Yes, I'll first give you my thoughts, and Marek can chime in as well. So we are all very excited about the proof-of-concept data. Now China is in Phase III. We are considering the U.S. and global development activities for the Syk inhibitor. And we believe the data is very, very competitive. And obviously, with regarding time line, operationally, we are mobilizing. Maybe, Marek, you can chime in and provide some more details.

Yes. Thanks, Weiguo. So John, as Weiguo said, we were very encouraged by the profile, and we believe it can really stand out. Having said that, we are aggressively focusing on execution of the expansion cohorts, which this study was a little bit impacted by our, call it, limitations and slowdowns in the Phase I. So now we are catching up momentum.

So in the second half or maybe by late of this year, we'll have our cohort -- expansion cohort completed. And so these are doing data assessment and where we can take. We have to look carefully at our data, both in China and U.S. holistically, but also on separate, with some exposure difference. But as it come regulatory strategy prospective, we have a different dose in U.S. and China. So while we're having careful look into next phase development. But as you said, we are encouraged, as you intrigued. At the same time, we launch with -- we present -- we are taking forward our development for ITP indication as well. So overall, this program has quite significant potential.

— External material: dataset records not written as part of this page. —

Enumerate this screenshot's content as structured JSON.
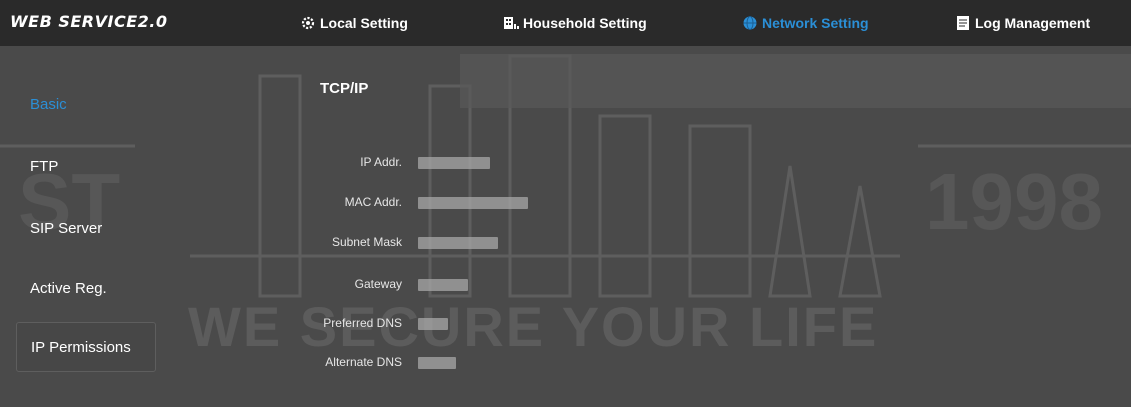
{
  "brand": "WEB SERVICE2.0",
  "nav": {
    "tabs": [
      {
        "label": "Local Setting",
        "icon": "gear-icon"
      },
      {
        "label": "Household Setting",
        "icon": "building-icon"
      },
      {
        "label": "Network Setting",
        "icon": "globe-icon",
        "active": true
      },
      {
        "label": "Log Management",
        "icon": "document-icon"
      }
    ]
  },
  "sidebar": {
    "items": [
      {
        "label": "Basic",
        "active": true
      },
      {
        "label": "FTP"
      },
      {
        "label": "SIP Server"
      },
      {
        "label": "Active Reg."
      },
      {
        "label": "IP Permissions"
      }
    ]
  },
  "content": {
    "section_title": "TCP/IP",
    "fields": [
      {
        "label": "IP Addr."
      },
      {
        "label": "MAC Addr."
      },
      {
        "label": "Subnet Mask"
      },
      {
        "label": "Gateway"
      },
      {
        "label": "Preferred DNS"
      },
      {
        "label": "Alternate DNS"
      }
    ]
  },
  "watermark": {
    "slogan": "WE SECURE YOUR LIFE",
    "year": "1998",
    "left_text": "ST"
  },
  "colors": {
    "topbar": "#2a2a2a",
    "background": "#4a4a4a",
    "accent": "#2b8fd6",
    "text": "#ffffff"
  }
}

The last question comes from the line of Matthew Yan from CLSA.

I just got a quick one for surufatinib. I understand that the Phase II trial readout likely to come by second half this year. And I wonder how we see the probability of that result. It causes -- support an NDA filing overseas? Or is this more likely you'd like to follow and give it after the Phase II trial separate? That's my question.

Are you talking about -- sorry, are you talking about Phase II gastric cancer?

No, he's talking about SAVANNAH, I think.

Yes, obviously, SAVANNAH is ongoing, and it's still -- but we believe the data is very compelling. And we'll be actually a -- warrants discussion with the regulatory authorities for potential registration for conditional approval. And -- the data is obviously -- the data continues to mature, and we'll evaluate if it warrants discussion with regulatory authorities.

And we are very happy with the level of efficacy. And that's why we are working with AstraZeneca to initiate the Phase III, the global Phase III in this patient population.

As I mentioned during my presentation that together with the data from TATTON, ORCHARD and SAVANNAH, forms a great base for -- a strong base for this SAFFRON study globally. But particularly for the opportunity in China for -- I mean, in the U.S. for conditional approval, we think SAVANNAH is very now strong, and we're just following the data very closely as it matures.

Since there are no further questions from the line, I will hand the session back to the host.

Well, thank you very much, all, and for attending the call and look forward to working with you all in the future.

Christian, do you have anything else to add?

I don't, Weiguo, just other than to say thanks, everybody, for your support through the years. And I wish all the very best of luck to Weiguo and the team going forward. And thank you all.

Thank you very much.

Thank you.

Thanks. Bye-bye.

Thank you.

Thanks. Bye-bye.

Thank you. Ladies and gentlemen, this concludes today's conference call. Thank you for your participation. You may now disconnect.